Je n'avais pas vraiment compris sur le coup. Tu as vidé ma corbeille sur mon lit. Tu as déplié chacunes des pages d'écritures. Tu as lu tout ce que j'avais pu écrire. Je ne savais pas que tu t'y connaissais particulièrement bien en musique. Tu m'as proposé de regrouper un rif avec un autre, en rajoutant un pont par-ci, un sol par là. Et bizarrement, c'était harmonieux. Le rythme était doux mais prenant. Exactement comme je le voulais
On a continué à écrire pendant une bonne heure. On avait réussi à écrire un morceau entier en seulement une soixante de minutes. C'était incroyable. Je t'ai timidement remercié, et toi tu m'as offert un baiser. Je ne m'y attendais pas, mais, je ne t'ai pas repoussé, au contraire. Je tai embrassé à mon tour. C'est à ce moment-là que je me suis rendu compte d'une chose : je t'aimais. Au fond de moi je le savais depuis longtemps, mais je ne l'admettais pas.
Le lendemain matin, quand je me suis réveillé, tu étais dans mes bras. Je n'avais jamais été si heureux. Maintenant cela fait plus de deux ans que je me réveille auprés de toi, auprès de celle que j'aime. Tu rends ma vie tellement plus simple, tellement plus belle. Ma carrière à décollé, je ne m'arrêtais plus d'écrire. Tu m'inspirais tellement. Grâce à toi je vivais de ce que j'aimais. J'étais heureux.
Malheureusement, le bonheur n'est pas éternel... J'ai eu mal, très mal. Quand les médecins me l'ont diagnostiqué, je n'y croyais pas. Je ne voulais pas y croire, parce que je ne voulais pas te quitter. Certes, ça m'a fait du mal, mais la plus grande douleur, c'est quand j'ai vu tes yeux pleins de larmes et de désespoir. La tristesse que j'ai vue en toi m'a anéanti.
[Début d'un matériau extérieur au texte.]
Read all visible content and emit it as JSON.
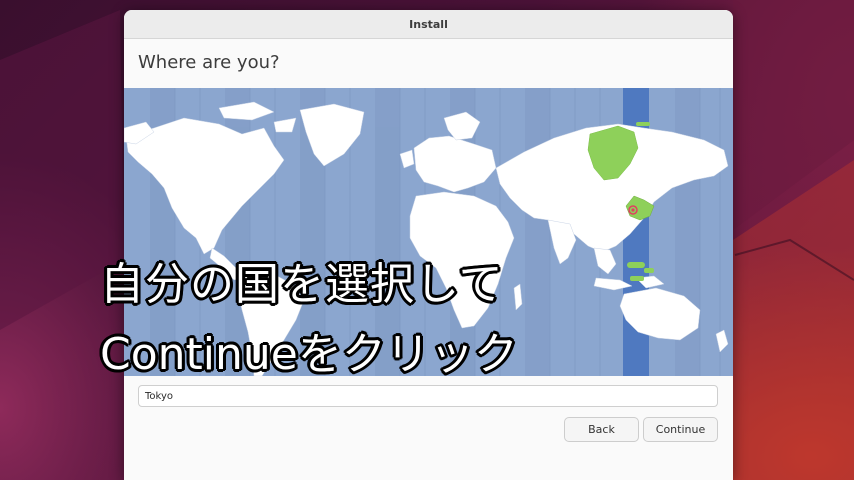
{
  "window": {
    "title": "Install"
  },
  "page": {
    "title": "Where are you?"
  },
  "map": {
    "ocean_color": "#8ba6cf",
    "land_color": "#ffffff",
    "selected_timezone_color": "#4f79c0",
    "selected_region_color": "#8ed05a",
    "pin_color": "#e04060"
  },
  "location": {
    "value": "Tokyo"
  },
  "buttons": {
    "back_label": "Back",
    "continue_label": "Continue"
  },
  "overlay": {
    "line1": "自分の国を選択して",
    "line2": "Continueをクリック"
  }
}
Je ne voulais pas que tu pleures pour moi... Non, s'il te plaît, ne recommence pas... Ne laisse pas mon cancer gagné... Ne le laisse pas te détruire comme il le fait avec moi.
Les chimio, ne m'ont pas aidé à guérir, ni aucun autre traitement d'ailleurs. Je suis à un stade trop avancé de la maladie.
Après que... après que je sois parti, ne t'arrête pas de vivre. Vis. Vis à fond. Pour moi. Tu vas me manquer, Cathy. Tu es la plus belle chose qui soit arrivé dans ma vie.
Je ne t'oublierai pas. Je n'oublierai ta façon bien à toi de beurrer tes tartines. Je n'oublierai pas tes cheveux frisés qui te prennent une heure à coiffer le matin. Je n'oublierai pas là si belle couleur de tes yeux qui me rendent fou. Je n'oublierai rien de tout ça. Je n'oublierai rien de toi. Parce que je t'aime Cathy. Je t'aime.
- Moi aussi je t'aime, je ne pourrai jamais t'oublier... Je dois te dire quelque chose. Jules, je... je suis enceinte...
- Wouah... Tu ne pouvais pas me faire un plus beau cadeau. Un enfant de toi, c'est tout ce que je désirais. Je ne le verrais pas grandir, mais je compte sur toi pour prendre soin de lui. Tu seras une mère merveilleuse, je le sais. C'est bizarre... Je sens que je vais partir. C'est la fin fin. Mon cancer m'a grignoté petit à petit et il vient de finir son repas. C'est nul de mourir sur un lit d'hôpital, mais au moins tu auras été la dernière personne que j'aurais vue. Est-ce qu'il y a une plus belle fin qu'être avec celle que l'on aime ?
- Pourquoi... pourquoi les meilleurs partent-ils toujours en premier ?
- Cathy... Quand tu vas dans le jardin, quelles fleurs tu cueuilles en premier ?
- Les plus belles...
Jules sourit faiblement. Il regarda sa dulcinée une dernière fois.
- Mon amour, je pars. Prends soin de toi et de notre enfant. Je t'aime, ma muse...
Jules ferma lentement les yeux. Son rythme cardiaque ralentit jusqu'à ne plus exister. Un affreux bruit perçant résonnait en continu dans la chambre d'hôpital. Cathy attrapa la main de son conjoint et commença à pleurer. Jules était définitivement parti. Les médecins arrivèrent à toute vitesse. Ils essayèrent de le sauver en lui prodiguant un massage cardiaque de dernier recours, mais il était déjà trop tard. Cathy pleura toutes les larmes de son corps, même si elle savait pertinemment que ça ne le ramènerait pas. Elle allait devoir vivre sans lui à partir de maintenant. Vivre dans celui qu'elle aime.